How to combine Section 59 with Section 18 in one complaint

From a drafting perspective, the most effective approach for an allottee whose builder both delayed possession AND failed to register is a single complaint with structured prayers:

Prayer 1 — Section 18 refund/interest for the specific allottee.

Prayer 2 — Section 59 penalty on the promoter, payable to the State (or as the State RERA Rules direct).

Prayer 3 — Section 63 penalty for non-compliance with the Act in additional respects (e.g. failure to maintain the 70% separate account under Section 4(2)(l)(D)).

The Section 59 prayer significantly increases pressure on the builder to settle, because (a) the quantum is on the project cost (much larger than any one allottee's principal), and (b) the penalty is recoverable as arrears of land revenue irrespective of any settlement with the individual allottee. Several practitioners have negotiated favorable settlements by including a Section 59 prayer and offering to drop it as part of an out-of-court settlement (the Authority typically still proceeds suo motu, but the prayer's withdrawal removes one front).

Critical drafting point: the Section 59 prayer should specifically:

  • Identify the project name and the period during which it was marketed without registration.
  • Annex copies of advertisements, brochures, portal listings showing the project name during the unregistered period.
  • Plead 'continuing violation' if marketing continued post-RERA-Act-effective-date but pre-registration.
  • State the estimated project cost (if known) or pray for the Authority to determine the same on enquiry.

Most State Authorities will hear Section 59 in a clubbed hearing with the Section 18 complaint — saving time for the allottee and producing a stronger, more comprehensive order.

Frequently asked questions

Can the Authority impose Section 59 penalty even if the project is now registered?+

Yes.
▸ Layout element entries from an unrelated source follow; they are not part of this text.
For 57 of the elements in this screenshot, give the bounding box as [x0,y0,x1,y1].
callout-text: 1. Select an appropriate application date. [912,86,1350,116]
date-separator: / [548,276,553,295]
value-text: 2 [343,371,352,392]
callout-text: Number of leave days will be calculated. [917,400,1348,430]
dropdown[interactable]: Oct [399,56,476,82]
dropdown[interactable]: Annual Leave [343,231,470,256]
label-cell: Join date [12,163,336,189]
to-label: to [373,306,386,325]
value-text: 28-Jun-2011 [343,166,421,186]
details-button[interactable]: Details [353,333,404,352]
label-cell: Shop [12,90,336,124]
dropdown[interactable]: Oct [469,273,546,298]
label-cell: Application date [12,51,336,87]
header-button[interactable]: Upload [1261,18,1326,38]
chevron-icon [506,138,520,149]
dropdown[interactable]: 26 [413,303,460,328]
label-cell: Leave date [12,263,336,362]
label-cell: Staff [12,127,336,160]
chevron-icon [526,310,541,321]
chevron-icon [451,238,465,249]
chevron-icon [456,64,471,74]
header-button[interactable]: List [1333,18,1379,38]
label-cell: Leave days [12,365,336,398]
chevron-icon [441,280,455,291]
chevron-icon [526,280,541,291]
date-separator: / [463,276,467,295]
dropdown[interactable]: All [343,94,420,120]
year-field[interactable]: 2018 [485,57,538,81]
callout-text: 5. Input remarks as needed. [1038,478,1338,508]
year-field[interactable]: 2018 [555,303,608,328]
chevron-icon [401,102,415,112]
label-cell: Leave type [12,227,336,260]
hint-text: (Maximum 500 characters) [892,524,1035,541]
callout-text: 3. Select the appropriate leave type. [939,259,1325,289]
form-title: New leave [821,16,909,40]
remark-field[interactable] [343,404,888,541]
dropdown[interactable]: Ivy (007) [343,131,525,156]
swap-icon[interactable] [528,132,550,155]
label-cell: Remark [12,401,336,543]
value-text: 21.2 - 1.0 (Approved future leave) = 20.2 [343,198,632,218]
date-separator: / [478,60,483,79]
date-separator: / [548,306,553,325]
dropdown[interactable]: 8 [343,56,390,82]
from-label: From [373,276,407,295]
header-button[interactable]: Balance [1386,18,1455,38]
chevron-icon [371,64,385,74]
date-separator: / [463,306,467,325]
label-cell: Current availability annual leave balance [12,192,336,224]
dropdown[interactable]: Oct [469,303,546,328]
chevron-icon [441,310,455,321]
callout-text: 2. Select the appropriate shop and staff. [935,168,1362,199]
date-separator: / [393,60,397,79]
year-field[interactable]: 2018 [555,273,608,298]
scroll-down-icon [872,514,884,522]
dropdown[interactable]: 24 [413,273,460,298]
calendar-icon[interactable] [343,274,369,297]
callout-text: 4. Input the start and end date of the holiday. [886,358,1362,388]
The penalty is for non-registration during the period the project should have been registered but wasn't. Subsequent voluntary registration is a mitigating factor in quantum but does not extinguish the violation. The Authority can and does impose penalty for the pre-registration period even after the project has been registered.

Is Section 59 penalty paid to the allottee or to the State?+

To the State, via the Authority's account. Section 59 penalty is a public revenue, recoverable as arrears of land revenue. It does not go to the individual allottee. The allottee's own remedy is Section 18 (refund/interest) and Section 18 compensation prayer — those amounts flow to the allottee.
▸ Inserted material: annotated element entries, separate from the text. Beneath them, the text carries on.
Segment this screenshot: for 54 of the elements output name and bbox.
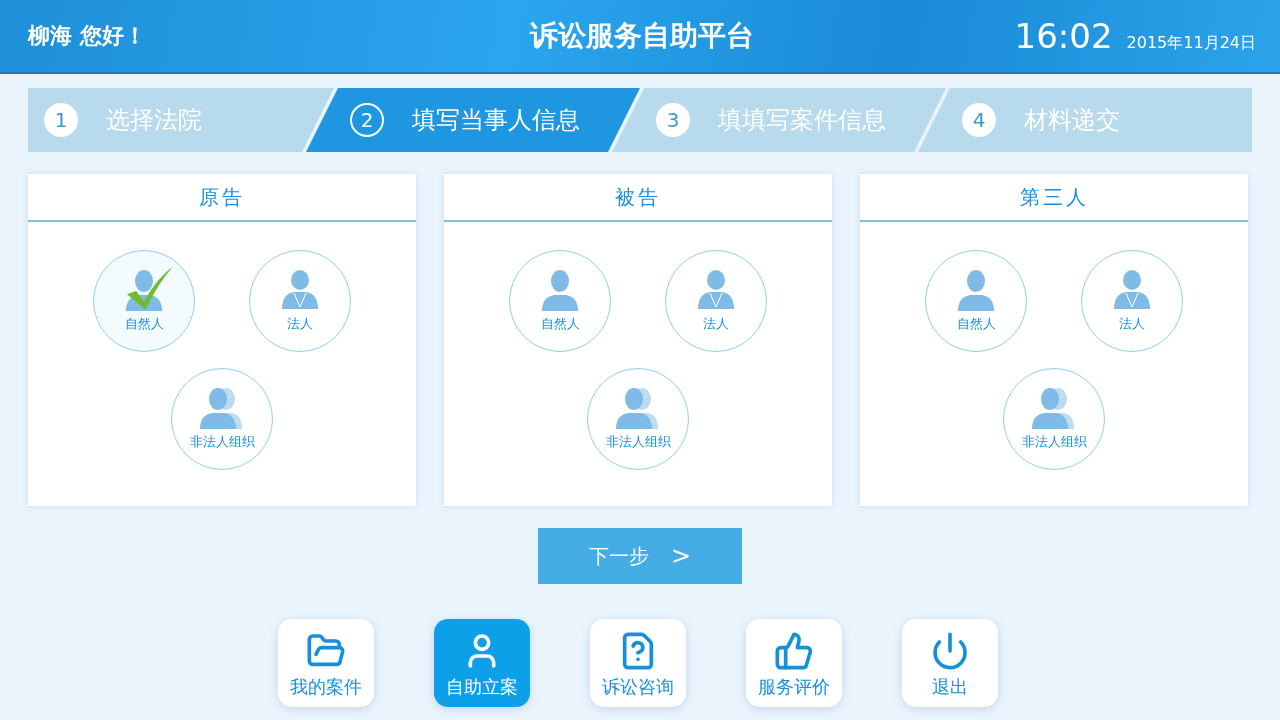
step-label: 填填写案件信息 bbox=[718, 105, 886, 136]
thumbs-up-icon bbox=[774, 631, 814, 671]
nav-button[interactable]: 服务评价 bbox=[746, 619, 842, 707]
option-label: 非法人组织 bbox=[189, 433, 255, 451]
arrow-icon: > bbox=[670, 542, 692, 570]
nav-button[interactable]: 诉讼咨询 bbox=[590, 619, 686, 707]
option-label: 法人 bbox=[703, 315, 729, 333]
party-type-option[interactable]: 自然人 bbox=[925, 250, 1027, 352]
greeting: 柳海 您好！ bbox=[28, 22, 147, 50]
step-tab[interactable]: 2 填写当事人信息 bbox=[306, 88, 640, 152]
nav-button[interactable]: 我的案件 bbox=[278, 619, 374, 707]
suited-person-icon bbox=[1112, 269, 1152, 311]
page-title: 诉讼服务自助平台 bbox=[528, 18, 755, 54]
step-number: 3 bbox=[656, 103, 690, 137]
person-icon bbox=[540, 269, 580, 311]
party-type-option[interactable]: 法人 bbox=[249, 250, 351, 352]
step-label: 选择法院 bbox=[106, 105, 202, 136]
party-type-option[interactable]: 自然人 bbox=[509, 250, 611, 352]
step-tab[interactable]: 4 材料递交 bbox=[918, 88, 1252, 152]
suited-person-icon bbox=[280, 269, 320, 311]
option-label: 法人 bbox=[1119, 315, 1145, 333]
card-title: 被告 bbox=[444, 174, 832, 222]
step-number: 1 bbox=[44, 103, 78, 137]
step-label: 材料递交 bbox=[1024, 105, 1120, 136]
party-type-option[interactable]: 非法人组织 bbox=[587, 368, 689, 470]
card-title: 第三人 bbox=[860, 174, 1248, 222]
card-title: 原告 bbox=[28, 174, 416, 222]
clock-time: 16:02 bbox=[1014, 16, 1113, 56]
suited-person-icon bbox=[696, 269, 736, 311]
party-type-option[interactable]: 法人 bbox=[665, 250, 767, 352]
option-label: 自然人 bbox=[124, 315, 164, 333]
group-icon bbox=[200, 387, 244, 429]
person-icon bbox=[956, 269, 996, 311]
step-label: 填写当事人信息 bbox=[412, 105, 580, 136]
nav-button[interactable]: 自助立案 bbox=[434, 619, 530, 707]
party-type-option[interactable]: 法人 bbox=[1081, 250, 1183, 352]
option-label: 法人 bbox=[287, 315, 313, 333]
step-tab[interactable]: 1 选择法院 bbox=[28, 88, 334, 152]
option-label: 非法人组织 bbox=[1021, 433, 1087, 451]
option-label: 非法人组织 bbox=[605, 433, 671, 451]
next-step-button[interactable]: 下一步 > bbox=[538, 528, 742, 584]
power-icon bbox=[930, 631, 970, 671]
party-type-option[interactable]: 非法人组织 bbox=[171, 368, 273, 470]
date: 2015年11月24日 bbox=[1126, 33, 1256, 54]
group-icon bbox=[1032, 387, 1076, 429]
group-icon bbox=[616, 387, 660, 429]
step-number: 2 bbox=[350, 103, 384, 137]
party-type-option[interactable]: 自然人 bbox=[93, 250, 195, 352]
option-label: 自然人 bbox=[540, 315, 580, 333]
nav-button[interactable]: 退出 bbox=[902, 619, 998, 707]
party-type-option[interactable]: 非法人组织 bbox=[1003, 368, 1105, 470]
step-tab[interactable]: 3 填填写案件信息 bbox=[612, 88, 946, 152]
step-number: 4 bbox=[962, 103, 996, 137]
option-label: 自然人 bbox=[956, 315, 996, 333]
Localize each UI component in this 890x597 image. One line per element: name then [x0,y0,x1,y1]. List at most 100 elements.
What if the promoter is a company that has shut down?+

Section 59 penalty can be enforced against individual directors / partners under Section 59(2). The Supreme Court's line on lifting the corporate veil for statutory penalties is settled — directors with knowledge of and involvement in the contravention are jointly and severally liable. The Authority typically names directors as additional respondents in its order.

Can I file a Section 59 complaint without being an allottee?+

Yes — Section 31 allows 'any person aggrieved' to file. A neighbour, a competitor, a journalist, a citizen who saw the advertisement — all have been admitted as complainants under Section 31 in suo motu-style cases. The Authority's threshold is whether there is enough basis to inquire, not strict allottee-locus.

References

  • Real Estate (Regulation and Development) Act, 2016 — Sections 3, 4, 31, 35, 40, 59, 60, 63

Disclaimer

This guide is educational and does not constitute legal advice. Laws change, courts interpret, and every matter has its own facts. Consult a licensed advocate for your specific case before acting on anything you read here.